Estimating: the leaden sparrow

HouseSparrow.jpgKees Moeliker, our European Bureau Chief, reports the latest about leaden sparrow research. (This is related only distantly to Jonathan Corum’s Python-inspired reseach report “Estimating the Airspeed Velocity of an Unladen Swallow.”) Moeliker writes:

Ramallah, a city on the West Bank (Palestinian Authority) known best from the Israel-Palestinian conflict, was also the study area of K.M. Swaileh and R. Sansur, both researchers at the Birzeit University.
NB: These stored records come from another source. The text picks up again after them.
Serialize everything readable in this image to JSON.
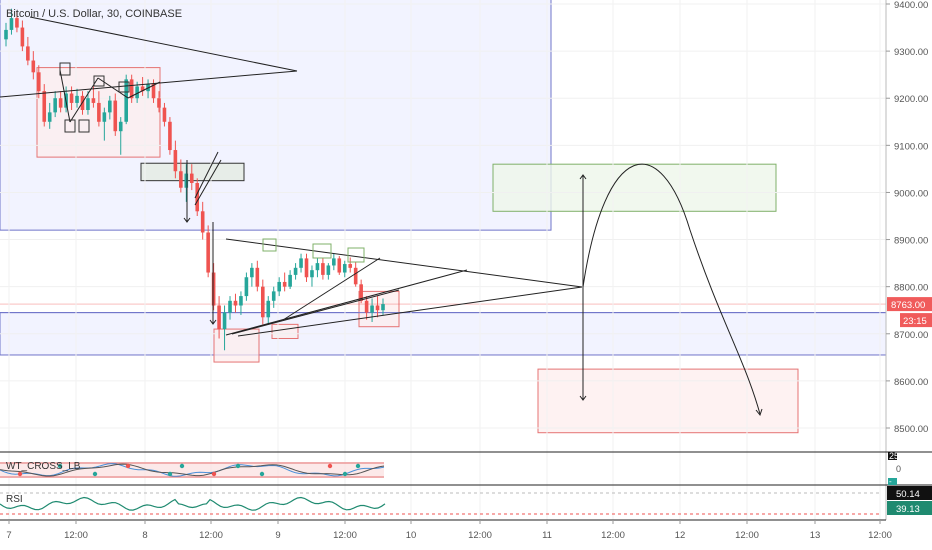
{
  "header": {
    "symbol_title": "Bitcoin / U.S. Dollar, 30, COINBASE"
  },
  "colors": {
    "up": "#26a69a",
    "down": "#ef5350",
    "blue_zone": "#e8eaff",
    "blue_edge": "#6f74c9",
    "red_zone": "#fdecec",
    "red_edge": "#e57373",
    "green_zone": "#eef6ea",
    "green_edge": "#7fb069",
    "dark_zone": "#e6ece6",
    "line": "#222222",
    "axis_text": "#555555"
  },
  "chart_data": {
    "type": "candlestick",
    "title": "Bitcoin / U.S. Dollar, 30, COINBASE",
    "y_axis_ticks": [
      9400,
      9300,
      9200,
      9100,
      9000,
      8900,
      8800,
      8700,
      8600,
      8500
    ],
    "ylim": [
      8445,
      9420
    ],
    "x_tick_labels": [
      "7",
      "12:00",
      "8",
      "12:00",
      "9",
      "12:00",
      "10",
      "12:00",
      "11",
      "12:00",
      "12",
      "12:00",
      "13",
      "12:00"
    ],
    "price_badges": {
      "last_price": "8763.00",
      "countdown": "23:15"
    },
    "reference_level": 8745,
    "zones": [
      {
        "name": "upper-range",
        "kind": "blue",
        "price_top": 9420,
        "price_bottom": 8920
      },
      {
        "name": "support-band",
        "kind": "blue",
        "price_top": 8745,
        "price_bottom": 8655
      },
      {
        "name": "consolidation-box",
        "kind": "red",
        "price_top": 9265,
        "price_bottom": 9075
      },
      {
        "name": "breakdown-box",
        "kind": "dark",
        "price_top": 9062,
        "price_bottom": 9025
      },
      {
        "name": "low-box",
        "kind": "red",
        "price_top": 8710,
        "price_bottom": 8640
      },
      {
        "name": "higher-low-box",
        "kind": "red",
        "price_top": 8720,
        "price_bottom": 8690
      },
      {
        "name": "recent-box",
        "kind": "red",
        "price_top": 8790,
        "price_bottom": 8715
      },
      {
        "name": "target-up",
        "kind": "green",
        "price_top": 9060,
        "price_bottom": 8960
      },
      {
        "name": "target-down",
        "kind": "red",
        "price_top": 8625,
        "price_bottom": 8490
      }
    ],
    "candles": [
      {
        "o": 9325,
        "h": 9360,
        "l": 9310,
        "c": 9345
      },
      {
        "o": 9345,
        "h": 9390,
        "l": 9335,
        "c": 9370
      },
      {
        "o": 9370,
        "h": 9385,
        "l": 9340,
        "c": 9350
      },
      {
        "o": 9350,
        "h": 9365,
        "l": 9300,
        "c": 9310
      },
      {
        "o": 9310,
        "h": 9330,
        "l": 9270,
        "c": 9280
      },
      {
        "o": 9280,
        "h": 9300,
        "l": 9240,
        "c": 9255
      },
      {
        "o": 9255,
        "h": 9270,
        "l": 9200,
        "c": 9215
      },
      {
        "o": 9215,
        "h": 9230,
        "l": 9140,
        "c": 9150
      },
      {
        "o": 9150,
        "h": 9190,
        "l": 9135,
        "c": 9170
      },
      {
        "o": 9170,
        "h": 9215,
        "l": 9160,
        "c": 9200
      },
      {
        "o": 9200,
        "h": 9215,
        "l": 9170,
        "c": 9180
      },
      {
        "o": 9180,
        "h": 9225,
        "l": 9170,
        "c": 9210
      },
      {
        "o": 9210,
        "h": 9225,
        "l": 9175,
        "c": 9190
      },
      {
        "o": 9190,
        "h": 9220,
        "l": 9180,
        "c": 9205
      },
      {
        "o": 9205,
        "h": 9215,
        "l": 9165,
        "c": 9175
      },
      {
        "o": 9175,
        "h": 9215,
        "l": 9165,
        "c": 9200
      },
      {
        "o": 9200,
        "h": 9225,
        "l": 9180,
        "c": 9190
      },
      {
        "o": 9190,
        "h": 9215,
        "l": 9140,
        "c": 9150
      },
      {
        "o": 9150,
        "h": 9180,
        "l": 9110,
        "c": 9170
      },
      {
        "o": 9170,
        "h": 9205,
        "l": 9155,
        "c": 9195
      },
      {
        "o": 9195,
        "h": 9210,
        "l": 9120,
        "c": 9130
      },
      {
        "o": 9130,
        "h": 9160,
        "l": 9080,
        "c": 9150
      },
      {
        "o": 9150,
        "h": 9250,
        "l": 9145,
        "c": 9240
      },
      {
        "o": 9240,
        "h": 9250,
        "l": 9190,
        "c": 9200
      },
      {
        "o": 9200,
        "h": 9235,
        "l": 9190,
        "c": 9225
      },
      {
        "o": 9225,
        "h": 9245,
        "l": 9205,
        "c": 9215
      },
      {
        "o": 9215,
        "h": 9240,
        "l": 9200,
        "c": 9230
      },
      {
        "o": 9230,
        "h": 9240,
        "l": 9190,
        "c": 9200
      },
      {
        "o": 9200,
        "h": 9215,
        "l": 9170,
        "c": 9180
      },
      {
        "o": 9180,
        "h": 9190,
        "l": 9140,
        "c": 9150
      },
      {
        "o": 9150,
        "h": 9160,
        "l": 9080,
        "c": 9090
      },
      {
        "o": 9090,
        "h": 9110,
        "l": 9030,
        "c": 9045
      },
      {
        "o": 9045,
        "h": 9070,
        "l": 9000,
        "c": 9010
      },
      {
        "o": 9010,
        "h": 9060,
        "l": 8980,
        "c": 9040
      },
      {
        "o": 9040,
        "h": 9060,
        "l": 9005,
        "c": 9020
      },
      {
        "o": 9020,
        "h": 9030,
        "l": 8950,
        "c": 8960
      },
      {
        "o": 8960,
        "h": 8980,
        "l": 8900,
        "c": 8915
      },
      {
        "o": 8915,
        "h": 8930,
        "l": 8820,
        "c": 8830
      },
      {
        "o": 8830,
        "h": 8850,
        "l": 8750,
        "c": 8760
      },
      {
        "o": 8760,
        "h": 8780,
        "l": 8690,
        "c": 8710
      },
      {
        "o": 8710,
        "h": 8760,
        "l": 8665,
        "c": 8745
      },
      {
        "o": 8745,
        "h": 8780,
        "l": 8730,
        "c": 8770
      },
      {
        "o": 8770,
        "h": 8785,
        "l": 8745,
        "c": 8760
      },
      {
        "o": 8760,
        "h": 8790,
        "l": 8740,
        "c": 8780
      },
      {
        "o": 8780,
        "h": 8830,
        "l": 8770,
        "c": 8820
      },
      {
        "o": 8820,
        "h": 8850,
        "l": 8800,
        "c": 8840
      },
      {
        "o": 8840,
        "h": 8855,
        "l": 8790,
        "c": 8800
      },
      {
        "o": 8800,
        "h": 8815,
        "l": 8720,
        "c": 8735
      },
      {
        "o": 8735,
        "h": 8780,
        "l": 8720,
        "c": 8770
      },
      {
        "o": 8770,
        "h": 8800,
        "l": 8755,
        "c": 8790
      },
      {
        "o": 8790,
        "h": 8820,
        "l": 8780,
        "c": 8810
      },
      {
        "o": 8810,
        "h": 8830,
        "l": 8790,
        "c": 8800
      },
      {
        "o": 8800,
        "h": 8835,
        "l": 8795,
        "c": 8825
      },
      {
        "o": 8825,
        "h": 8850,
        "l": 8815,
        "c": 8840
      },
      {
        "o": 8840,
        "h": 8870,
        "l": 8830,
        "c": 8860
      },
      {
        "o": 8860,
        "h": 8870,
        "l": 8810,
        "c": 8820
      },
      {
        "o": 8820,
        "h": 8845,
        "l": 8800,
        "c": 8835
      },
      {
        "o": 8835,
        "h": 8860,
        "l": 8820,
        "c": 8850
      },
      {
        "o": 8850,
        "h": 8860,
        "l": 8815,
        "c": 8825
      },
      {
        "o": 8825,
        "h": 8850,
        "l": 8815,
        "c": 8845
      },
      {
        "o": 8845,
        "h": 8870,
        "l": 8835,
        "c": 8860
      },
      {
        "o": 8860,
        "h": 8865,
        "l": 8825,
        "c": 8830
      },
      {
        "o": 8830,
        "h": 8855,
        "l": 8820,
        "c": 8848
      },
      {
        "o": 8848,
        "h": 8862,
        "l": 8830,
        "c": 8840
      },
      {
        "o": 8840,
        "h": 8852,
        "l": 8800,
        "c": 8805
      },
      {
        "o": 8805,
        "h": 8815,
        "l": 8765,
        "c": 8770
      },
      {
        "o": 8770,
        "h": 8780,
        "l": 8730,
        "c": 8745
      },
      {
        "o": 8745,
        "h": 8775,
        "l": 8725,
        "c": 8760
      },
      {
        "o": 8760,
        "h": 8780,
        "l": 8735,
        "c": 8750
      },
      {
        "o": 8750,
        "h": 8775,
        "l": 8740,
        "c": 8763
      }
    ],
    "indicators": [
      {
        "name": "WT_CROSS_LB",
        "axis_labels": [
          "25",
          "0",
          "-"
        ]
      },
      {
        "name": "RSI",
        "axis_labels": [
          "50.14",
          "39.13"
        ]
      }
    ]
  }
}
They captured some house sparrows (under license from Palestinian Ministry for Environmental Affairs) from the Ramallah streets, and – as reported in their paper “Monitoring urban heavy metal pollution using the House Sparrow“, in the Journal of Environmental Monitoring (vol. 8, 2006, pp. 209-13): “birds were sacrified, put in plastic bags and deep-frozen for later analysis.” Subsequently the sparrows were dissected, various tissue samples were digested in super-pure nitric and perchloric acids, and analysed. Their results “provide some evidence for the potential of the house sparrow as a biomonitor for urban heavy metal pollution.” It should be noted that leaded fuel was still used in the Palestinian Territories at the time of the study.